Open Access
Issue
Climatologie
Volume 9, 2012
Climats et changement climatique dans les villes
Page(s) S7 - S10
DOI https://doi.org/10.4267/climatologie.646
Published online 09 October 2015

Le XXème siècle est celui de l’urbanisation. Ce processus a commencé plus tôt en Amérique du Nord et en Europe, à l’exemple des villes françaises. Trois Français sur quatre habitent aujourd’hui en zone urbaine. Cette population urbaine s’est révélée particulièrement vulnérable aux aléas climatiques extrêmes. Les conséquences sanitaires désastreuses des vagues de chaleur1 ayant récemment affecté l’Europe et, singulièrement le territoire français, en sont la triste démonstration2.

En 2020, 60% de l’humanité sera citadine. Ce processus d’urbanisation désormais planétaire, pose aux citadins et aux acteurs de la gouvernance urbaine des pays émergents et des Suds, les mêmes défis climatiques que dans les pays du Nord.

Le domaine de recherche axé sur les climats et le changement climatique dans les villes constitue donc un enjeu socio-environnemental de premier plan pour définir et rendre effective les politiques territoriales visant à promouvoir un développement urbain durable (DUD). En France, l’effort actuel de recherche et de développement consacré au thème des villes durables est considérable. Il inclut fréquemment un volet sur le risque climatique ou l’adaptation au changement climatique3.

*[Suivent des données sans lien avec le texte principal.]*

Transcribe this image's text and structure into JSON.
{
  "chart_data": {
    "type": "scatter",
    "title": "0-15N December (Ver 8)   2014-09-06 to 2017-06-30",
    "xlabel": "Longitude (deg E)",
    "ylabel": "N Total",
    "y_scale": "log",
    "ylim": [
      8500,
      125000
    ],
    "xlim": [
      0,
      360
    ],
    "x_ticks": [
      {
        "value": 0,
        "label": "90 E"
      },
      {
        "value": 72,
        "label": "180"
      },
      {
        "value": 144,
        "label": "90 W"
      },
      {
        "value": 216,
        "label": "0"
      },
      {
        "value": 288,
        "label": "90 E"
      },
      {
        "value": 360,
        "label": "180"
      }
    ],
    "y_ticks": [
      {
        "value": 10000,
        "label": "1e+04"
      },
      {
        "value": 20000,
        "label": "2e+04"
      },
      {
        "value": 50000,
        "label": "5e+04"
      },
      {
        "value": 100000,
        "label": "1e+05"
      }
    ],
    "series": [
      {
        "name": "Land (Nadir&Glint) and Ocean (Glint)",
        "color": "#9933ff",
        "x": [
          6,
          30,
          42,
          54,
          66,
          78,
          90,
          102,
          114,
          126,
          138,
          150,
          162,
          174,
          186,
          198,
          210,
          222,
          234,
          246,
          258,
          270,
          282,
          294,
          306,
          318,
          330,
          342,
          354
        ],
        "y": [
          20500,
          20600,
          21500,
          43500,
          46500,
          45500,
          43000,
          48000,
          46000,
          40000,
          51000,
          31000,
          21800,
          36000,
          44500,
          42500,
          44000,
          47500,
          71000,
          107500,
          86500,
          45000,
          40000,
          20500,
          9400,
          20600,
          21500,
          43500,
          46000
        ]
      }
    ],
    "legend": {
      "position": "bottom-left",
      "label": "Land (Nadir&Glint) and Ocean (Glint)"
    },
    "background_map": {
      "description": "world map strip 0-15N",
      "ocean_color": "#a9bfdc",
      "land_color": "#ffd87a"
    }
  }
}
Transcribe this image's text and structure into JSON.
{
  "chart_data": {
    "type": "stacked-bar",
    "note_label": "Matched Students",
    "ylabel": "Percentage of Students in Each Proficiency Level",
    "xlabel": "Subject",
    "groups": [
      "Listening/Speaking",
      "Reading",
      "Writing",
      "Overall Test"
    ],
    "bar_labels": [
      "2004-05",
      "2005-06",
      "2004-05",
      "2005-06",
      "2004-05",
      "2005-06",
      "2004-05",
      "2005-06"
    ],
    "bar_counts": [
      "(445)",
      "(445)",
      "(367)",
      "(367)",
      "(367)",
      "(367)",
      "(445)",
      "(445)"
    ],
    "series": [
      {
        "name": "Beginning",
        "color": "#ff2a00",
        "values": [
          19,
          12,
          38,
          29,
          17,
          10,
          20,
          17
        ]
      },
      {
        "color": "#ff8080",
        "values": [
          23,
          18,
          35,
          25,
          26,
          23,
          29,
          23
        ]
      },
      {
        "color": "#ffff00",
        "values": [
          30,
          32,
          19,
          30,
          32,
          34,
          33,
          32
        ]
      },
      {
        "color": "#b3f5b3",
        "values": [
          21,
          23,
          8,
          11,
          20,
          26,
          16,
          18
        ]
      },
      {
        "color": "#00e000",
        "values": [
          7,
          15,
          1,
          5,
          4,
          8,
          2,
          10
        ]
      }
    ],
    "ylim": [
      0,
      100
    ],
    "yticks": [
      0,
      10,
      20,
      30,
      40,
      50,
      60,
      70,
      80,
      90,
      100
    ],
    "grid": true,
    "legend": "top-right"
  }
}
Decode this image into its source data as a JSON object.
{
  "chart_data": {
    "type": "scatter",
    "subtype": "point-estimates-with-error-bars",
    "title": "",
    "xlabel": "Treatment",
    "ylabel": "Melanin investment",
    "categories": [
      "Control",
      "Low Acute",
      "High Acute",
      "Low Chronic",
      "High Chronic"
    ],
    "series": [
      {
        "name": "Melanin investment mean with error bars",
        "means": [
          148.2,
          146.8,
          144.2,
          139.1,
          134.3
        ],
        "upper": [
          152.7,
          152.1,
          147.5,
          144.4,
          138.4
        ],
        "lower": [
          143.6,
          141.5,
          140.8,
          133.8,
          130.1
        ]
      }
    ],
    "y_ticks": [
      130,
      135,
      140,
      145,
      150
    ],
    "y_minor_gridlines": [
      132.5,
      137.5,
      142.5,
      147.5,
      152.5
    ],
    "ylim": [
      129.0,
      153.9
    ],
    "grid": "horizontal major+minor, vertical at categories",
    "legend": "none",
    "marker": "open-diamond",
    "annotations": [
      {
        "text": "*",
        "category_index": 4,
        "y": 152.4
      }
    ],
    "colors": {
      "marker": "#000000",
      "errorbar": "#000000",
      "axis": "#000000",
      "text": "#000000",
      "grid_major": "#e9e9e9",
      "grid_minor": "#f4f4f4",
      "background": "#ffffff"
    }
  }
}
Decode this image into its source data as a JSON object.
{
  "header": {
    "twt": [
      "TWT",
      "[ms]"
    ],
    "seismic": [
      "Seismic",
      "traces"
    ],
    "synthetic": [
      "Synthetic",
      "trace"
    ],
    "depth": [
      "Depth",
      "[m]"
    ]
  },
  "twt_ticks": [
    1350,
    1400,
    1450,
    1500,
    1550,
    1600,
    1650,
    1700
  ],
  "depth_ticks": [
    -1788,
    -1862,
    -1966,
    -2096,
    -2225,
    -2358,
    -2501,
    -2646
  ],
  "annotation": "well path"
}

De nombreuses questions s’inscrivent en filigrane des rapports entre climats, changement climatique et villes : qu’observe-t-on sur le plan climatique dans les villes ? Quel signal climatique y détecte-t-on ? Quels sont les facteurs géographiques susceptibles de moduler ce signal climatique ? Comment spatialiser les éléments du climat urbain ? En quoi l’évolution climatique future serait-elle singulière dans les villes en regard du milieu rural ? Comment modéliser le climat urbain et à quelles échelles de temps et d’espace ? Avec quels outils de simulation et quelles observations ? Quels sont les indicateurs permettant de construire une vulnérabilité climatique « critérisée » des villes ? Comment préparer les villes aux impacts du changement climatique ? Quels aménagements urbains faut-il mettre en œuvre pour rendre les villes plus résistantes aux aléas climatiques ? Quels « obstacles » rencontre le « passage à l’action » en matière d’adaptation au changement climatique dans les villes ?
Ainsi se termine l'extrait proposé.